Hal sekecil ini pun tanpa disadari mempunyai efek
yang negatif untuk mahasiswa sendiri, karena jadwal kuliah yang terlalu padat,
akhirnya aktivitas kuliah pun terganggu, karena tentunya daya berfikir sesorang itu
memiliki kemampuan yang berbeda-beda. “Kuliah
seharian membuat pening dan jenuh,” ujar Ria mahasiswa PMI semester 2 itu.
Bukan hanya daya
pikir, daya tahan tubuh pun ikut terganggu. Hal ini sangat dirasa oleh
mahasiswa aktivis yang mempunyai aktifits dilain akademis. “Aku capek, tugasku
banyak, belum lagi ada kegiatan ini dan itu,” jawab gadis berbaju kuning itu,
ketika berhasil kami mintai pendapatnya pada tanggal 1 april kemarin, dia
adalah mahasiswi jurusan BKI semerter 2.
Setelah kami telusuri ternyata bukan hanya mahasiswa organisatoris yang
mempunyai keluhan mahasiswa yang memilih kuliah sambil kerja pun merasakan hal
yang sama. “Karena ada jam sore di kuliahku aku pun harus pulang malam dan aku
sampai telat mengajar les prifat,” cetus Nita (bukan nama sebenarnya) mahasiswi
PMI semester 1 itu.
Mendengar keluhan-keluhan tersebut Imas Maisyaroh
selaku Dekan 1 Fakultas Dakwah dan Komunikasi
angkat bicara ketika berhasil ditemui oleh Crew
New News di ruangannya tanggal 2 April kemarin. “sistem SKS itu tidak kemudian
harus diambil semuanya, meskipun tidak mencukupi kurikulum yang ditentukan dan
juga tidak memenuhi bobot SKS yang dapat diambilnya, karena kemampuan mhasiswa
itu berbeda-beda, apa lagi mahasiswa juga bisa berkuliah maksimal hingga 14
semester,”. Jika memang demikian, muncullah pertanyaan kenapa bisa sebagian
besar mahasiswa tidak tau dan bahkan sampai mereka mengeluh seperti itu?.

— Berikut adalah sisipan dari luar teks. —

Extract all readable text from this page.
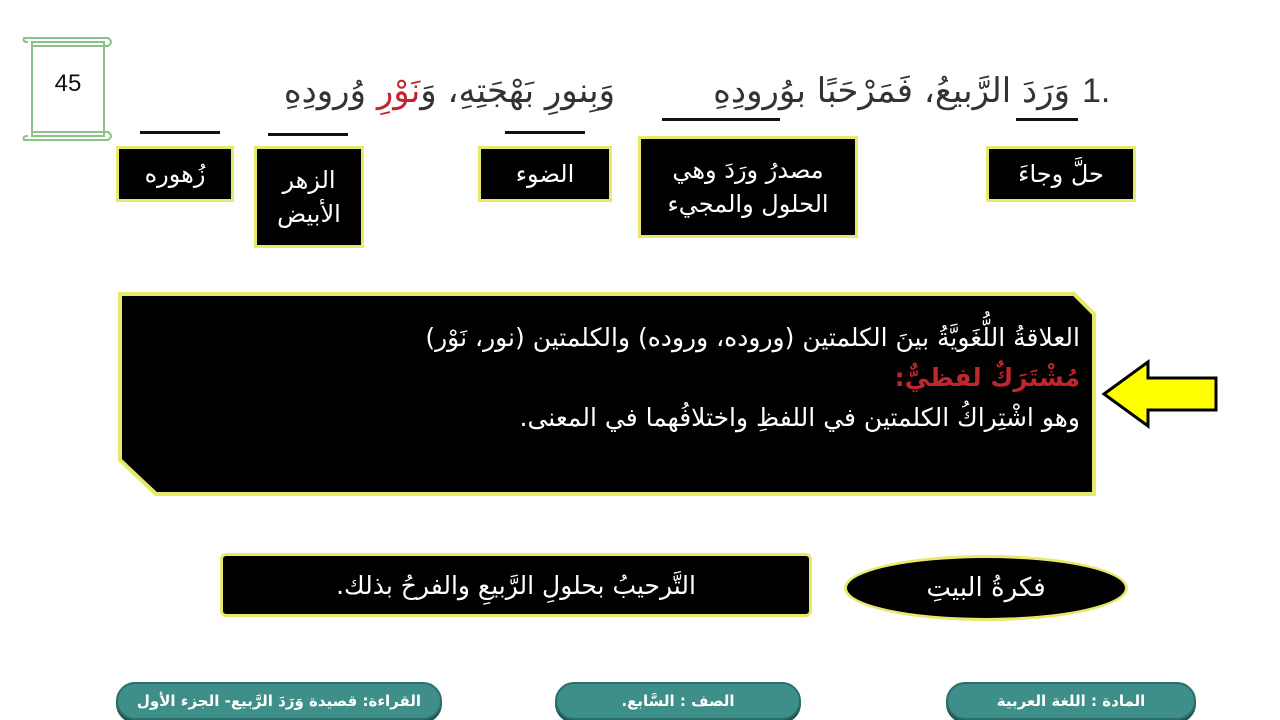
45	وَبِنورِ بَهْجَتِهِ، وَنَوْرِ وُرودِهِ	وَرَدَ الرَّبيعُ، فَمَرْحَبًا بوُرودِهِ 1.
زُهوره	الزهر الأبيض
الضوء	مصدرُ ورَدَ وهي الحلول والمجيء
حلَّ وجاءَ
العلاقةُ اللُّغَويَّةُ بينَ الكلمتين (وروده، وروده) والكلمتين (نور، نَوْر)
مُشْتَرَكٌ لفظيٌّ:
وهو اشْتِراكُ الكلمتين في اللفظِ واختلافُهما في المعنى.
التَّرحيبُ بحلولِ الرَّبيعِ والفرحُ بذلك.	فكرةُ البيتِ
القراءة: قصيدة وَرَدَ الرَّبيع- الجزء الأول	الصف : السَّابع.	المادة : اللغة العربية
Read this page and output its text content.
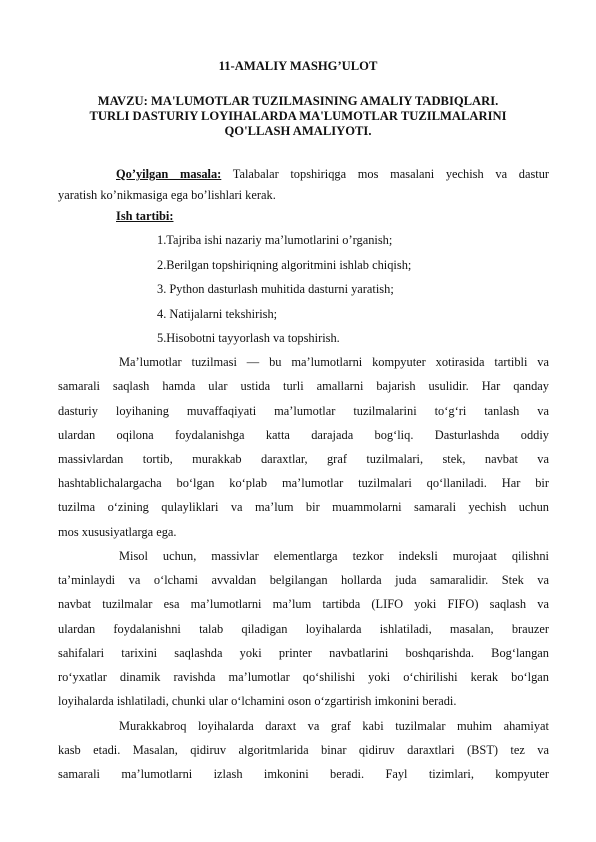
11-AMALIY MASHG’ULOT
MAVZU: MA'LUMOTLAR TUZILMASINING AMALIY TADBIQLARI.
TURLI DASTURIY LOYIHALARDA MA'LUMOTLAR TUZILMALARINI
QO'LLASH AMALIYOTI.
Qo’yilgan masala: Talabalar topshiriqga mos masalani yechish va dastur
yaratish ko’nikmasiga ega bo’lishlari kerak.
Ish tartibi:
1.Tajriba ishi nazariy ma’lumotlarini o’rganish;
2.Berilgan topshiriqning algoritmini ishlab chiqish;
3. Python dasturlash muhitida dasturni yaratish;
4. Natijalarni tekshirish;
5.Hisobotni tayyorlash va topshirish.
Ma’lumotlar tuzilmasi — bu ma’lumotlarni kompyuter xotirasida tartibli va
samarali saqlash hamda ular ustida turli amallarni bajarish usulidir. Har qanday
dasturiy loyihaning muvaffaqiyati ma’lumotlar tuzilmalarini to‘g‘ri tanlash va
ulardan oqilona foydalanishga katta darajada bog‘liq. Dasturlashda oddiy
massivlardan tortib, murakkab daraxtlar, graf tuzilmalari, stek, navbat va
hashtablichalargacha bo‘lgan ko‘plab ma’lumotlar tuzilmalari qo‘llaniladi. Har bir
tuzilma o‘zining qulayliklari va ma’lum bir muammolarni samarali yechish uchun
mos xususiyatlarga ega.
Misol uchun, massivlar elementlarga tezkor indeksli murojaat qilishni
ta’minlaydi va o‘lchami avvaldan belgilangan hollarda juda samaralidir. Stek va
navbat tuzilmalar esa ma’lumotlarni ma’lum tartibda (LIFO yoki FIFO) saqlash va
ulardan foydalanishni talab qiladigan loyihalarda ishlatiladi, masalan, brauzer
sahifalari tarixini saqlashda yoki printer navbatlarini boshqarishda. Bog‘langan
ro‘yxatlar dinamik ravishda ma’lumotlar qo‘shilishi yoki o‘chirilishi kerak bo‘lgan
loyihalarda ishlatiladi, chunki ular o‘lchamini oson o‘zgartirish imkonini beradi.
Murakkabroq loyihalarda daraxt va graf kabi tuzilmalar muhim ahamiyat
kasb etadi. Masalan, qidiruv algoritmlarida binar qidiruv daraxtlari (BST) tez va
samarali ma’lumotlarni izlash imkonini beradi. Fayl tizimlari, kompyuter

Pihak kurikulum sendiri mengakui bahwa pihaknya
memang kurang bersosialisasi kepada mahasiswa tentang sistem KRS tersebut
“sebenarnya semua ketentuan KRS itu sudah dijelaskan ketika OSCCAR hanya saja waktu yang diberikan oleh panitia
kepada pihak kurikulum itu terlalu sedikit,’’ jawab Dekan 1 fakultas dakwah dan
komunikasi itu.
Untuk mengatasi hal demikian pun pihak kurikulum
telah menitipkan hal yang demikian kepada dosen wali mahasiswa namun tetap saja
meskipun telah dikeluarkan surat keputusan yang mengatakan bahwa dosen wali
tidak boleh memvalidasi KRS sebelum terjadi pertemuan antara dosen wali dan
mahasiswa, yang semula dimaksudkan agar dosen wali dapat membimbing
mahasiswanya dengan baik, ternyata masih belum efektif. “Semua tergantung
pribadi dosen wali,” cetus Imas Maisyaroh.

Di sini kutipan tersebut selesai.